A: That’s play behavior and attention seeking combined. Your puppy wants your attention — and probably has a surplus of energy at this age. You can’t quell the energy or the enthusiasm that your puppy has – and that’s what we love about dogs! But you can control the environment to set your puppy up for success. After a good walk and play outside, confine your puppy to a “dog safe” area. Have you been doing crate training? This would be the time to crate him. It can also be an x-pen or a safe room with a baby gate. I like the x-pen as you can easily move it around in your house and keep your puppy close by. Once the space is under control, redirect your puppy to play with his own toys. You can’t make him not want to play, so give him ample choices of appropriate toys to harass (ones that are less expensive than your shoes).

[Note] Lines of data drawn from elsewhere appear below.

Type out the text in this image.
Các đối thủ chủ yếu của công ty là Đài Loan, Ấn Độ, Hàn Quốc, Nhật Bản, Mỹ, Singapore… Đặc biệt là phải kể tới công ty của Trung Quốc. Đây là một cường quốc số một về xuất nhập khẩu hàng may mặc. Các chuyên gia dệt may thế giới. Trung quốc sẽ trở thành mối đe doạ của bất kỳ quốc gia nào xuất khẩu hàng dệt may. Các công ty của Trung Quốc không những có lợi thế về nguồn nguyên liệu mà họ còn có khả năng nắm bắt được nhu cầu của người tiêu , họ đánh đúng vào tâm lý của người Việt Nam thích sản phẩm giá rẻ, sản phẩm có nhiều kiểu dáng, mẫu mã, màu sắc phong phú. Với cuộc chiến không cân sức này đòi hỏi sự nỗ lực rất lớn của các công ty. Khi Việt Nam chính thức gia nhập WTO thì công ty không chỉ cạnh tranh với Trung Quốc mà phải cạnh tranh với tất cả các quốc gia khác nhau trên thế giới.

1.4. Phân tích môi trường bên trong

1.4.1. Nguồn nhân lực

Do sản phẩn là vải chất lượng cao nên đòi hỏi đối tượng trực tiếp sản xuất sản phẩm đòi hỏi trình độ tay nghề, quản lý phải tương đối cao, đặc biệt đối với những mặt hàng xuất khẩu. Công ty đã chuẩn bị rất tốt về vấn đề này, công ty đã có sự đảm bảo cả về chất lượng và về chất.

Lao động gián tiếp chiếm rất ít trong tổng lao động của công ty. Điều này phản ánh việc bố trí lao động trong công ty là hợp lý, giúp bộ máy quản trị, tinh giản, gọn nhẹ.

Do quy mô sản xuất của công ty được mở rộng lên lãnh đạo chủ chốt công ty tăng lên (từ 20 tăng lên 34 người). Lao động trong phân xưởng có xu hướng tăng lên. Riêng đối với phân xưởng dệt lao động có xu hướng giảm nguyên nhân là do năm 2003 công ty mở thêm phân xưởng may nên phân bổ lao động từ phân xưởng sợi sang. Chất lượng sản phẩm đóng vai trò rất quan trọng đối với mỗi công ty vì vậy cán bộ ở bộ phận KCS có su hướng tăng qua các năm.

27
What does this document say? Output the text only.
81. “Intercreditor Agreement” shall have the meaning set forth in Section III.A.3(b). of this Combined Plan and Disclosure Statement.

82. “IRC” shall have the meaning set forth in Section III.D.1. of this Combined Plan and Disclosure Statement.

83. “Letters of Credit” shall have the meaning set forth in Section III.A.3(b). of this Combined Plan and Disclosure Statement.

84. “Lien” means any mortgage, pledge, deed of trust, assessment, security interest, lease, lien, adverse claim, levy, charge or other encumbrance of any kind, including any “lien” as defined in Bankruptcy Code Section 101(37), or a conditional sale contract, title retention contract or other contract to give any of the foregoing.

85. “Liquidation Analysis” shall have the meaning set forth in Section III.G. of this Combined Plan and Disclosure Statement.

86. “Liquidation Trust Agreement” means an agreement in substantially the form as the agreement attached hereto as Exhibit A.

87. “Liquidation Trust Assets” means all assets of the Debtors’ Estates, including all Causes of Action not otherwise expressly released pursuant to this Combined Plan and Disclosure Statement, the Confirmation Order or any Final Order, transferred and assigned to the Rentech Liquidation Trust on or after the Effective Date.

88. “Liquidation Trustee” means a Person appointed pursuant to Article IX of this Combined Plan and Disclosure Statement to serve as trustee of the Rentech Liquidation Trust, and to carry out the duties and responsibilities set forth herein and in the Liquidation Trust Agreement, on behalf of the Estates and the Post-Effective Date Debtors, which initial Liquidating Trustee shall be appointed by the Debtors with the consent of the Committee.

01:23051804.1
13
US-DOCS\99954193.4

If your puppy needs more mental exercise, offer all his meals in food dispensing toys.  You will be providing him with an outlet to satisfy his chewing and hunting needs. The reason his behavior is a pattern is because your is. Each time he tries to get your attention, then ultimately gets your shoes, you get up from the couch. As far as he is concerned, it “works!” Don’t take calm behavior for granted either. Make a habit out of praising, petting, or tossing your puppy a treat whenever he’s laying around quietly and playing with his toys.

By now your puppy should have all his vaccinations and you can also consider enrolling him in classes. Play time with other puppies is a constructive way to get out that extra juice. We offer puppy play groups here – you can also find them at your local dog park. Training is key at this point in their development, so please enroll in a positive reinforcement training course. It will make for a long and happy relationship.